Sylvie Moison, directrice de Ligépack, plateforme d'innovation au service de l'emballage alimentaire.
Sylvie Moison, directrice de Ligépack, plateforme d'innovation au service de l'emballage alimentaire.

Pouvez-vous présenter cette nouvelle filière REP ?
Cette REP comme toutes les autres vise à réduire l’impact environnemental des emballages et de leurs déchets en poussant les entreprises à réduire (notamment la quantité de plastique à usage unique), réemployer et favoriser le recyclage des emballages (en favorisant par exemple les résines ou matériaux ayant des filières bien établies) à travers le paiement d’une éco-contribution sur le principe du pollueur-payeur. Elle est indiquée dans l’article 62 de la Loi Agec et son périmètre a été défini par l’arrêté du 20 juillet 2023. Le cahier des charges des éco-organismes a été publié en juillet 2023 : Citéo Pro a été agréé par les pouvoirs publics le 15 mars 2024 pour une durée de six ans.

Quelle est la date d’entrée en vigueur de cette REP ?
Elle est entrée en vigueur au 1er janvier 2024. Les entreprises concernées ont d’ores et déjà dû faire une "pré-déclaration" entre mars et juin 2024 et devront faire avant le 1er mars 2025 une double déclaration des emballages mis sur le marché en 2024 : emballages de la restauration et emballages ménagers et papiers graphiques.

Qui est concerné ?
Les industriels de l’agroalimentaire ou producteurs tels que maraîchers, agriculteurs, brasseurs mais aussi les cash and carry et centrales d’achats qui vendent à des professionnels de la restauration. Peuvent aussi devoir y souscrire des restaurants collectifs qui utilisent des emballages pour des préparations qu’ils conditionnent eux-mêmes (par exemple les plats mis en barquette).
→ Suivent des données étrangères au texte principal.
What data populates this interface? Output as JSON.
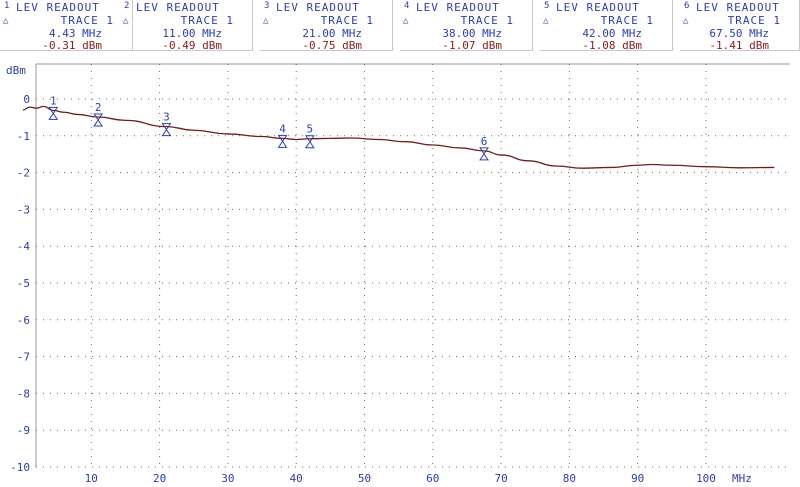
{
  "readouts": [
    {
      "num": "1",
      "title": "LEV READOUT",
      "trace": "TRACE 1",
      "freq": "4.43 MHz",
      "level": "-0.31 dBm"
    },
    {
      "num": "2",
      "title": "LEV READOUT",
      "trace": "TRACE 1",
      "freq": "11.00 MHz",
      "level": "-0.49 dBm"
    },
    {
      "num": "3",
      "title": "LEV READOUT",
      "trace": "TRACE 1",
      "freq": "21.00 MHz",
      "level": "-0.75 dBm"
    },
    {
      "num": "4",
      "title": "LEV READOUT",
      "trace": "TRACE 1",
      "freq": "38.00 MHz",
      "level": "-1.07 dBm"
    },
    {
      "num": "5",
      "title": "LEV READOUT",
      "trace": "TRACE 1",
      "freq": "42.00 MHz",
      "level": "-1.08 dBm"
    },
    {
      "num": "6",
      "title": "LEV READOUT",
      "trace": "TRACE 1",
      "freq": "67.50 MHz",
      "level": "-1.41 dBm"
    }
  ],
  "colors": {
    "trace": "#6b1f1f",
    "axis": "#2d3ea8",
    "grid": "#6a6a6a",
    "level": "#8a1a1a"
  },
  "chart_data": {
    "type": "line",
    "ylabel": "dBm",
    "xlabel": "MHz",
    "xlim": [
      0,
      110
    ],
    "ylim": [
      -10,
      0.5
    ],
    "x_ticks": [
      10,
      20,
      30,
      40,
      50,
      60,
      70,
      80,
      90,
      100
    ],
    "y_ticks": [
      0,
      -1,
      -2,
      -3,
      -4,
      -5,
      -6,
      -7,
      -8,
      -9,
      -10
    ],
    "grid": true,
    "series": [
      {
        "x": [
          0,
          1,
          2,
          3,
          4.43,
          6,
          8,
          11,
          15,
          21,
          25,
          30,
          35,
          38,
          40,
          42,
          45,
          48,
          52,
          56,
          60,
          64,
          67.5,
          70,
          74,
          78,
          82,
          86,
          90,
          92,
          95,
          100,
          105,
          110
        ],
        "values": [
          -0.3,
          -0.22,
          -0.25,
          -0.2,
          -0.31,
          -0.36,
          -0.42,
          -0.49,
          -0.58,
          -0.75,
          -0.85,
          -0.95,
          -1.02,
          -1.07,
          -1.1,
          -1.08,
          -1.07,
          -1.06,
          -1.1,
          -1.16,
          -1.25,
          -1.33,
          -1.41,
          -1.52,
          -1.68,
          -1.82,
          -1.88,
          -1.86,
          -1.8,
          -1.78,
          -1.8,
          -1.84,
          -1.87,
          -1.86
        ]
      }
    ],
    "markers": [
      {
        "label": "1",
        "x": 4.43,
        "y": -0.31
      },
      {
        "label": "2",
        "x": 11.0,
        "y": -0.49
      },
      {
        "label": "3",
        "x": 21.0,
        "y": -0.75
      },
      {
        "label": "4",
        "x": 38.0,
        "y": -1.07
      },
      {
        "label": "5",
        "x": 42.0,
        "y": -1.08
      },
      {
        "label": "6",
        "x": 67.5,
        "y": -1.41
      }
    ]
  }
}
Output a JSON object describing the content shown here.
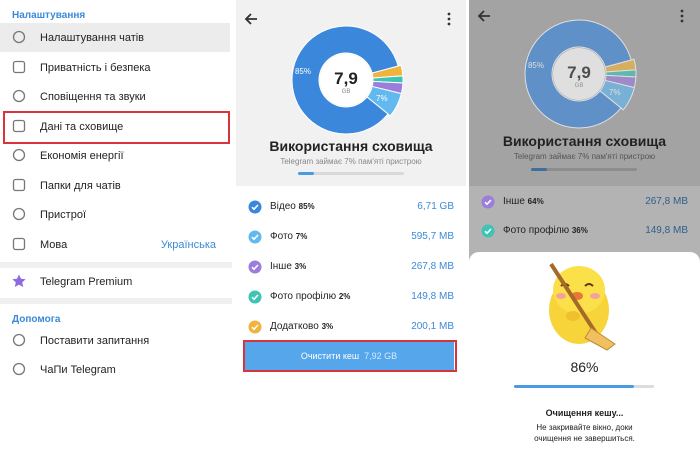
{
  "settings": {
    "section_title": "Налаштування",
    "items": [
      {
        "label": "Налаштування чатів"
      },
      {
        "label": "Приватність і безпека"
      },
      {
        "label": "Сповіщення та звуки"
      },
      {
        "label": "Дані та сховище"
      },
      {
        "label": "Економія енергії"
      },
      {
        "label": "Папки для чатів"
      },
      {
        "label": "Пристрої"
      },
      {
        "label": "Мова",
        "value": "Українська"
      }
    ],
    "premium": "Telegram Premium",
    "help_title": "Допомога",
    "help_items": [
      "Поставити запитання",
      "ЧаПи Telegram"
    ]
  },
  "storage": {
    "total": "7,9",
    "unit": "GB",
    "title": "Використання сховища",
    "subtitle": "Telegram займає 7% пам'яті пристрою",
    "items": [
      {
        "label": "Відео",
        "percent": "85%",
        "size": "6,71 GB",
        "color": "#3b87db"
      },
      {
        "label": "Фото",
        "percent": "7%",
        "size": "595,7 MB",
        "color": "#62b9f0"
      },
      {
        "label": "Інше",
        "percent": "3%",
        "size": "267,8 MB",
        "color": "#9a7ddc"
      },
      {
        "label": "Фото профілю",
        "percent": "2%",
        "size": "149,8 MB",
        "color": "#3cc4b4"
      },
      {
        "label": "Додатково",
        "percent": "3%",
        "size": "200,1 MB",
        "color": "#f0b43c"
      }
    ],
    "clear_button": {
      "label": "Очистити кеш",
      "size": "7,92 GB"
    }
  },
  "clearing": {
    "items": [
      {
        "label": "Інше",
        "percent": "64%",
        "size": "267,8 MB"
      },
      {
        "label": "Фото профілю",
        "percent": "36%",
        "size": "149,8 MB"
      }
    ],
    "progress": "86%",
    "title": "Очищення кешу...",
    "message_lines": [
      "Не закривайте вікно, доки",
      "очищення не завершиться."
    ]
  }
}
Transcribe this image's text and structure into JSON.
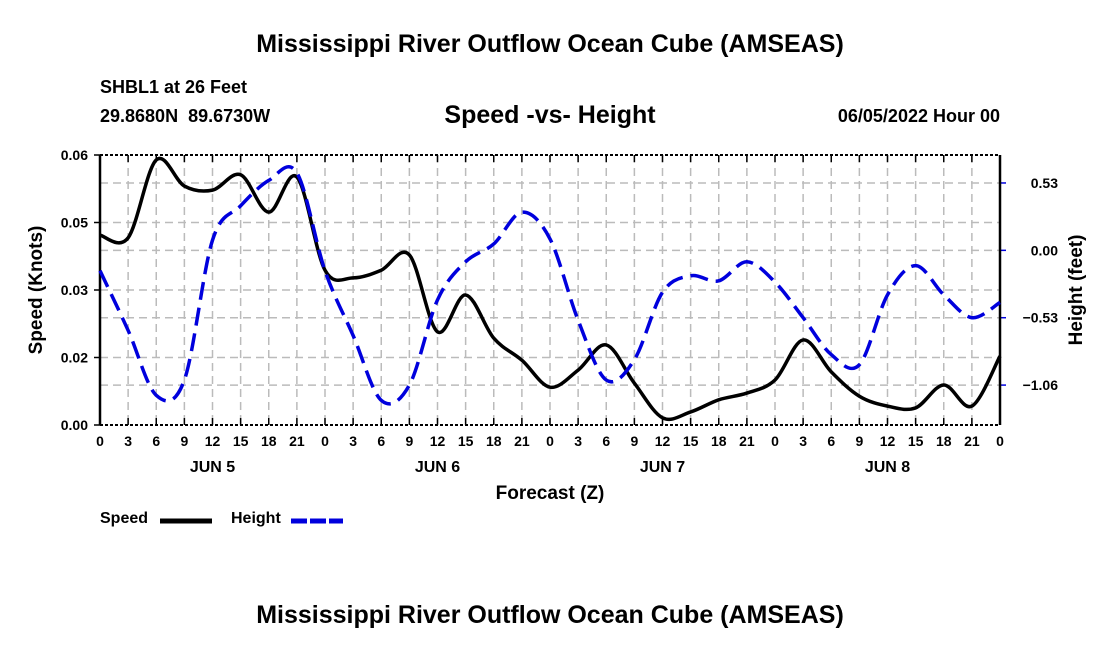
{
  "chart_data": {
    "type": "line",
    "title": "Mississippi River Outflow Ocean Cube (AMSEAS)",
    "subtitle": "Speed -vs- Height",
    "station": "SHBL1 at 26 Feet",
    "location": "29.8680N  89.6730W",
    "datetime": "06/05/2022 Hour 00",
    "footer_title": "Mississippi River Outflow Ocean Cube (AMSEAS)",
    "xlabel": "Forecast (Z)",
    "ylabel": "Speed (Knots)",
    "y2label": "Height (feet)",
    "x_hours": [
      0,
      3,
      6,
      9,
      12,
      15,
      18,
      21,
      24,
      27,
      30,
      33,
      36,
      39,
      42,
      45,
      48,
      51,
      54,
      57,
      60,
      63,
      66,
      69,
      72,
      75,
      78,
      81,
      84,
      87,
      90,
      93,
      96
    ],
    "x_tick_labels": [
      "0",
      "3",
      "6",
      "9",
      "12",
      "15",
      "18",
      "21",
      "0",
      "3",
      "6",
      "9",
      "12",
      "15",
      "18",
      "21",
      "0",
      "3",
      "6",
      "9",
      "12",
      "15",
      "18",
      "21",
      "0",
      "3",
      "6",
      "9",
      "12",
      "15",
      "18",
      "21",
      "0"
    ],
    "day_labels": [
      "JUN 5",
      "JUN 6",
      "JUN 7",
      "JUN 8"
    ],
    "ylim": [
      0,
      0.06
    ],
    "y_tick_labels": [
      "0.00",
      "0.02",
      "0.03",
      "0.05",
      "0.06"
    ],
    "y_tick_values": [
      0,
      0.015,
      0.03,
      0.045,
      0.06
    ],
    "y2lim": [
      -1.374,
      0.75
    ],
    "y2_tick_labels": [
      "-1.06",
      "-0.53",
      "0.00",
      "0.53"
    ],
    "y2_tick_values": [
      -1.06,
      -0.53,
      0,
      0.53
    ],
    "grid": true,
    "legend_position": "bottom-left",
    "series": [
      {
        "name": "Speed",
        "axis": "left",
        "color": "#000000",
        "style": "solid",
        "values": [
          0.0422,
          0.0416,
          0.0589,
          0.0531,
          0.0522,
          0.0556,
          0.0473,
          0.0551,
          0.0344,
          0.0327,
          0.0344,
          0.0378,
          0.0207,
          0.0289,
          0.0193,
          0.0144,
          0.0084,
          0.0122,
          0.0178,
          0.0093,
          0.0016,
          0.0029,
          0.0056,
          0.0071,
          0.01,
          0.0189,
          0.0118,
          0.0064,
          0.0042,
          0.0038,
          0.0089,
          0.0042,
          0.0153
        ]
      },
      {
        "name": "Height",
        "axis": "right",
        "color": "#0000dd",
        "style": "dashed",
        "values": [
          -0.16,
          -0.63,
          -1.14,
          -1.02,
          0.08,
          0.35,
          0.55,
          0.61,
          -0.16,
          -0.67,
          -1.18,
          -1.06,
          -0.39,
          -0.09,
          0.05,
          0.3,
          0.09,
          -0.55,
          -1.02,
          -0.86,
          -0.33,
          -0.2,
          -0.24,
          -0.09,
          -0.25,
          -0.53,
          -0.82,
          -0.9,
          -0.35,
          -0.12,
          -0.35,
          -0.53,
          -0.41
        ]
      }
    ]
  }
}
Quels sont les emballages visés ?
Les emballages alimentaires primaires, c’est-à-dire ceux qui sont destinés à constituer une unité de vente consommateur, mais pas les emballages de regroupement, ni d'expédition comme les caisses américaines ou palettes qui seront concernés par la nouvelle REP Emballages industriels et commerciaux à partir du 1er janvier 2025. Il s'agit des emballages "grand format" car c'est le poids ou le volume du produit qui détermine s'il relève de la REP Emballages de la restauration. Si son format est supérieur aux valeurs de la liste des produits publiée en annexe de l'arrêté du 20 juillet 2023, il est concerné. Si son format est inférieur, il entre dans la catégorie des "emballages mixtes alimentaires". 
Prenons l'exemple d'une barquette de bolognaise constituée d’une barquette, de son opercule et de son fourreau : chaque élément devra être déclaré dans la REP Restauration si le produit qu’elle contient fait plus d’1,5 kg. Au-dessous de ce poids elle sera à déclarer dans la REP Emballages ménagers car considérée comme du mixte alimentaire (valable aussi bien pour les ménages que les professionnels).
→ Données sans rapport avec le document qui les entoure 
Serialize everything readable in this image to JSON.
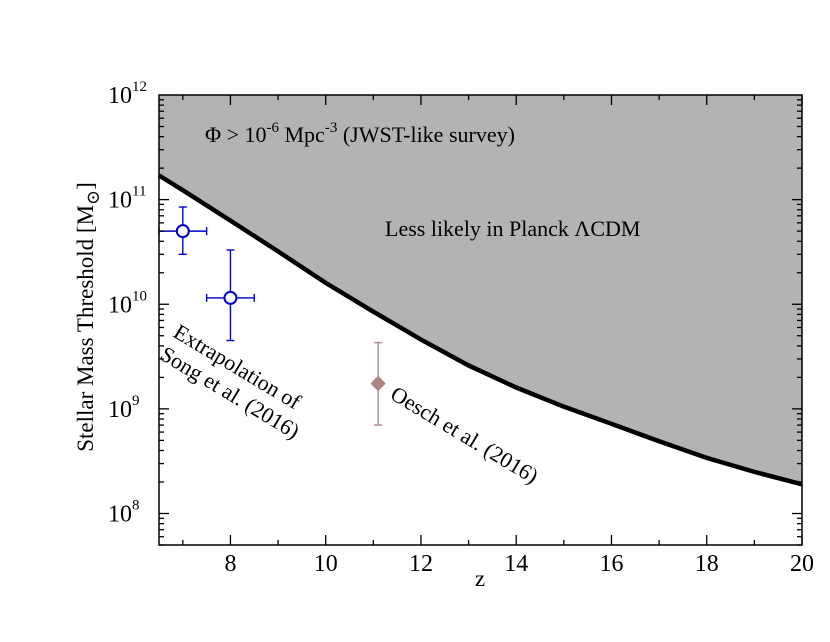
{
  "chart_data": {
    "type": "line",
    "x_axis": {
      "label": "z",
      "range": [
        6.5,
        20
      ],
      "ticks": [
        8,
        10,
        12,
        14,
        16,
        18,
        20
      ],
      "scale": "linear"
    },
    "y_axis": {
      "label_main": "Stellar Mass Threshold [M",
      "label_sub": "⊙",
      "label_close": "]",
      "range": [
        50000000.0,
        1000000000000.0
      ],
      "scale": "log",
      "ticks": [
        {
          "value": 100000000.0,
          "base": "10",
          "exp": "8"
        },
        {
          "value": 1000000000.0,
          "base": "10",
          "exp": "9"
        },
        {
          "value": 10000000000.0,
          "base": "10",
          "exp": "10"
        },
        {
          "value": 100000000000.0,
          "base": "10",
          "exp": "11"
        },
        {
          "value": 1000000000000.0,
          "base": "10",
          "exp": "12"
        }
      ]
    },
    "threshold_curve": {
      "x": [
        6.5,
        7,
        8,
        9,
        10,
        11,
        12,
        13,
        14,
        15,
        16,
        17,
        18,
        19,
        20
      ],
      "y": [
        170000000000.0,
        123000000000.0,
        63000000000.0,
        32000000000.0,
        16000000000.0,
        8500000000.0,
        4600000000.0,
        2600000000.0,
        1600000000.0,
        1050000000.0,
        720000000.0,
        490000000.0,
        340000000.0,
        250000000.0,
        190000000.0
      ],
      "fill_color": "#b3b3b3",
      "line_color": "#000000"
    },
    "series": [
      {
        "marker": "open-circle",
        "color": "#0000cc",
        "points": [
          {
            "x": 7.0,
            "y": 50000000000.0,
            "xerr": 0.5,
            "ylo": 30000000000.0,
            "yhi": 85000000000.0
          },
          {
            "x": 8.0,
            "y": 11500000000.0,
            "xerr": 0.5,
            "ylo": 4500000000.0,
            "yhi": 33000000000.0
          }
        ]
      },
      {
        "marker": "diamond",
        "color": "#b08484",
        "points": [
          {
            "x": 11.1,
            "y": 1750000000.0,
            "xerr": 0,
            "ylo": 700000000.0,
            "yhi": 4300000000.0
          }
        ]
      }
    ],
    "annotations": {
      "survey_phi": "Φ > 10",
      "survey_exp": "-6",
      "survey_unit": " Mpc",
      "survey_unit_exp": "-3",
      "survey_rest": " (JWST-like survey)",
      "planck": "Less likely in Planck ΛCDM",
      "extrap_line1": "Extrapolation of",
      "extrap_line2": "Song et al. (2016)",
      "oesch": "Oesch et al. (2016)"
    },
    "grid": false
  }
}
Quels sont les objectifs de cette REP ?
Comme pour toutes les REP, le but est de réduire l’ensemble des déchets mis sur le marché, et bien sûr notamment plastiques. À travers cette REP, les industries agroalimentaires ou agriculteurs et autres entreprises qui vendent à des professionnels de la restauration auront également des objectifs de réduction d’emballage, de réemploi, de recyclage…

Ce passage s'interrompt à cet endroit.